The woman at the back is a bit of a mystery. She doesn’t seem to be in uniform, her hair looks like it would be if she were working in the fields and she doesn’t seem to be carrying any weapons. She is the only one of the group who is not wearing a hat.
In front of the last two rows of Partisans is a small field gun. This was probably a very popular weapon for the Partisans as it was of a size that could reasonably be manoeuvred along the narrow mountain paths and over the high passes. This is exactly the same sort of cannon that was used at Sauk to bombard the traitors of the Quisling Assembly at the Victor Emmanuel III Palace.
On the ground, close to the wheel of the mountain gun, is a discarded Nazi helmet which is resting on what could be a heavy machine gun magazine. This represents the defeated fascist invaders.
This group is marching towards a plaque, the words translating to: ‘Honour the Martyrs of the XXII Shock Brigade’
Further to the right is where the monument breaks up into columns, I assume representing the mountains of Albania. On these four columns are the names of over a hundred Partisans from the Peze area who lost their lives in the National Liberation War.
This monument has recently been whitewashed but unlike the Monument to Heroic Peze different elements, such as the stars on the flag and caps or the eagle on the flag have not been highlighted. It’s difficult to work out what the idea is behind this policy of whitewashing. To the best of my knowledge the intention of the sculptor/s, in virtually all the monuments I’ve visited and seen, was for the unadorned concrete.
The whitewashing, as here, is not as careful and conscientious as it could be and always has the potential of filling in some of the detail of the figures, especially as they have been neglected for much of the last 25 years.
At the same time the rest of the structure looks dirty. The concrete might look brighter but any marble plaques with slogans or the list of the names of the fallen, were not cleaned up at the same time (this can also be clearly seen at the Mushqeta Monument at Berzhite). The rationale for this ‘clean-up’ is difficult to understand not the least as it seems to be totally random and not part of any organised and planned programme.
41° 12′ 56.2248” N
19° 42′ 6.8292” E
Getting to Peze is not difficult but it does require a little bit of pre-planning and a bit of organisation as the starting point in Tirana is slightly out of the centre and it’s not a particularly frequent service.
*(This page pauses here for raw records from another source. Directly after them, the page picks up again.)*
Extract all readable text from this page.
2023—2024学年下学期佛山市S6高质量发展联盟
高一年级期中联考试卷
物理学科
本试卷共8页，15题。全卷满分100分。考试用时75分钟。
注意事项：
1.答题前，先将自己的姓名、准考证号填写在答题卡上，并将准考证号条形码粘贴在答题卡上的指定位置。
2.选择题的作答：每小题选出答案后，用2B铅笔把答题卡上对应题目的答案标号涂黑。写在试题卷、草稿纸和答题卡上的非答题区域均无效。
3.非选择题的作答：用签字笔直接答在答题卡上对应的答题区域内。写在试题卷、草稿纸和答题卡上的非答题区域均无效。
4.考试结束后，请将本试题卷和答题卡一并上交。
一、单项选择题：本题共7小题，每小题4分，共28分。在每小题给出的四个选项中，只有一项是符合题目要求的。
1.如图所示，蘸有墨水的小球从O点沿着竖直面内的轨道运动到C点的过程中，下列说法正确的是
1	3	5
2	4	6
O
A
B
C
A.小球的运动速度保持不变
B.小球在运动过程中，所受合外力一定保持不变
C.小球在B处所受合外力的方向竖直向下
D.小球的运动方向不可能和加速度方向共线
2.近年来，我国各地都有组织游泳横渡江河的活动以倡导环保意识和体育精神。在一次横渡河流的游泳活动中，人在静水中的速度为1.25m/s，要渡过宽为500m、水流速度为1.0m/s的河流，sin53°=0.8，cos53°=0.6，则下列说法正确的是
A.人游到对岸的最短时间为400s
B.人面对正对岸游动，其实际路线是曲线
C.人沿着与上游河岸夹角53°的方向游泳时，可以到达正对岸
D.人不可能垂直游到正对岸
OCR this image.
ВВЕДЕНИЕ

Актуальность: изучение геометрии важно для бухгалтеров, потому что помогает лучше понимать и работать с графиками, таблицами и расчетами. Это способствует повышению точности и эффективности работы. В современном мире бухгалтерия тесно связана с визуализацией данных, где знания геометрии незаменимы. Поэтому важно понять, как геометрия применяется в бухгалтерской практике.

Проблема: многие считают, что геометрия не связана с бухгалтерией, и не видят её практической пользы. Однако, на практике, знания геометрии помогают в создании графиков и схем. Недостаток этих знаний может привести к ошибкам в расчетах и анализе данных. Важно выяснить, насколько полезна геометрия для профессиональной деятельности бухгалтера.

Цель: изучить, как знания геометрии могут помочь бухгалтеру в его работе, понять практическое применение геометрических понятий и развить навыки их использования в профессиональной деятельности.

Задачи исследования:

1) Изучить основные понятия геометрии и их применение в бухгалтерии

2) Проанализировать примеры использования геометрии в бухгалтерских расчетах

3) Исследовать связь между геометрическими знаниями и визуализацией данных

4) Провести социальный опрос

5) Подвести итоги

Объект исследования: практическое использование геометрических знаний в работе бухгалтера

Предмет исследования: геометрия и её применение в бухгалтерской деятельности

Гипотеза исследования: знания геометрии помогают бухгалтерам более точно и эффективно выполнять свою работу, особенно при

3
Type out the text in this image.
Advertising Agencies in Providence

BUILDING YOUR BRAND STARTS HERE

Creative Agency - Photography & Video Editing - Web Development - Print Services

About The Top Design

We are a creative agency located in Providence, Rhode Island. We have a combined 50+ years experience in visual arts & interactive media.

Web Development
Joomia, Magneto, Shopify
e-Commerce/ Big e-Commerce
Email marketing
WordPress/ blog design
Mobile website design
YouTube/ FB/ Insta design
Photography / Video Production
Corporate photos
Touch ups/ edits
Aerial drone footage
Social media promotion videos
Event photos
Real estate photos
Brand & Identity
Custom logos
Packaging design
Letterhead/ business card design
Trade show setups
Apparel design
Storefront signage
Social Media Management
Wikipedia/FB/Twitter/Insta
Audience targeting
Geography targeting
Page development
The bus stop is on Rruga Karvajes, opposite the German Hospital and just a few metres east of Rruga Naim Fresheri. The journey takes between 45 minutes and an hour, depending upon traffic and the driver, and costs 50 lek each way.
Departures from Tirana: 09.00, 12.00, 13.30,
Departures from Peze: 10.00, 12.45, 15.15
These times can be flexible in the sense of leaving later than stated. I suggest you allow at least an hour to explore the park. There are a number of bars and restaurants close to where the bus turns around so you can move quickly if necessary.